On pourrait penser que je rame à contre-courant, notamment parce que le logiciel que je viens de mentionner, Obsidian, est aujourd’hui très populaire. L’actualité récente me fournit un autre exemple : le studio iA vient de mettre à jour son éditeur de texte Markdown, Writer ; eh bien la grosse nouveauté de ce iA Writer 6, c’est l’ajout de liens façon wiki… qui utilisent les noms de fichier.

Sur Twitter, Anthony Masure a sollicité des retours. J’apprécie énormément le travail d’iA, qui est l’un des rares studios à faire attention à l’interopérabilité et aux métadonnées dans ses logiciels. Writer est mon autre éditeur favori, celui que j’utilise quand je n’ai pas besoin spécifiquement de BBEdit. Mais pour les liens wiki, je reste partisan d’identifiants décorrélés du titre ou du nom de fichier, donc cette mise à jour ne me séduira pas.

Antoine l’a bien résumé : iA se positionne stratégiquement sur une fonctionnalité populaire, mais d’une manière qui parle finalement plus au grand public qu’aux spécialistes qu’ils disent pourtant cibler. Ce type de solution est séduisante à court terme, mais les travailleurs de la connaissance ont besoin d’une documentation personnelle pensée sur le long terme, dont la finalité n’est pas simplement d’accumuler des matériaux mais de constituer un véritable atelier réflexif. Dans cette perspective, il est crucial d’avoir un système qui ne sacrifie pas la robustesse à l’évolutivité. Pour moi, cela passe par une autonomie des données vis-à-vis des solutions particulières.

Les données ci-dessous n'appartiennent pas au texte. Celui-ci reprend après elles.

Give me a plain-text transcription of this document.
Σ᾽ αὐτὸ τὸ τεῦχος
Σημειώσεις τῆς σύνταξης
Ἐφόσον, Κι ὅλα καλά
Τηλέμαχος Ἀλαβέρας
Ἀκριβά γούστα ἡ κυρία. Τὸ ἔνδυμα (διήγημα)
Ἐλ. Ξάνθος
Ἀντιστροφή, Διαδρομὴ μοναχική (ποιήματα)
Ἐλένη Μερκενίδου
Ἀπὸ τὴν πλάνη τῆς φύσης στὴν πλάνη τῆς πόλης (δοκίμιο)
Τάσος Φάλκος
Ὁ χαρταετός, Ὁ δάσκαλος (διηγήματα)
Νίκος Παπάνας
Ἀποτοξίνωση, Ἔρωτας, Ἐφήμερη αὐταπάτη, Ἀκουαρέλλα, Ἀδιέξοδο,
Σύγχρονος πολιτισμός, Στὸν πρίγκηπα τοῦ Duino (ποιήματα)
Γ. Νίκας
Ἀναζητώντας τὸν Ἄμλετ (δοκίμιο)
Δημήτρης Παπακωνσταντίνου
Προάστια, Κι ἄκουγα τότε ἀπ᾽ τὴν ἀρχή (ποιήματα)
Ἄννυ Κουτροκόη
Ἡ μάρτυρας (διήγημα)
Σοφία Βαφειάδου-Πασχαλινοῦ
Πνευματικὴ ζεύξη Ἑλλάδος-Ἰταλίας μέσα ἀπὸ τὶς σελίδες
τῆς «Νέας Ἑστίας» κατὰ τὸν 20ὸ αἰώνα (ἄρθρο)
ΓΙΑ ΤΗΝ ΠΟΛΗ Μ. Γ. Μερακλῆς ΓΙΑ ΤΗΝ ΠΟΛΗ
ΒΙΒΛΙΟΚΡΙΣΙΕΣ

Si vous êtes enseignant, chercheur, documentaliste, étudiant, et que vous vous intéressez à ces outils, je vous invite donc à songer en premier lieu à vos besoins et à examiner ensuite les outils disponibles. Le marketing engendre une confusion entre ces deux choses. La rhétorique de l’immédiateté et de la facilité est une arme commerciale : sachons la reconnaître et nous appuyer plutôt sur nos propres critères. Pour nos écrits les plus précieux, privilégions des outils dont la conception reflète une certaine humilité, celle qui consiste à reconnaître que les données doivent survivre aux outils.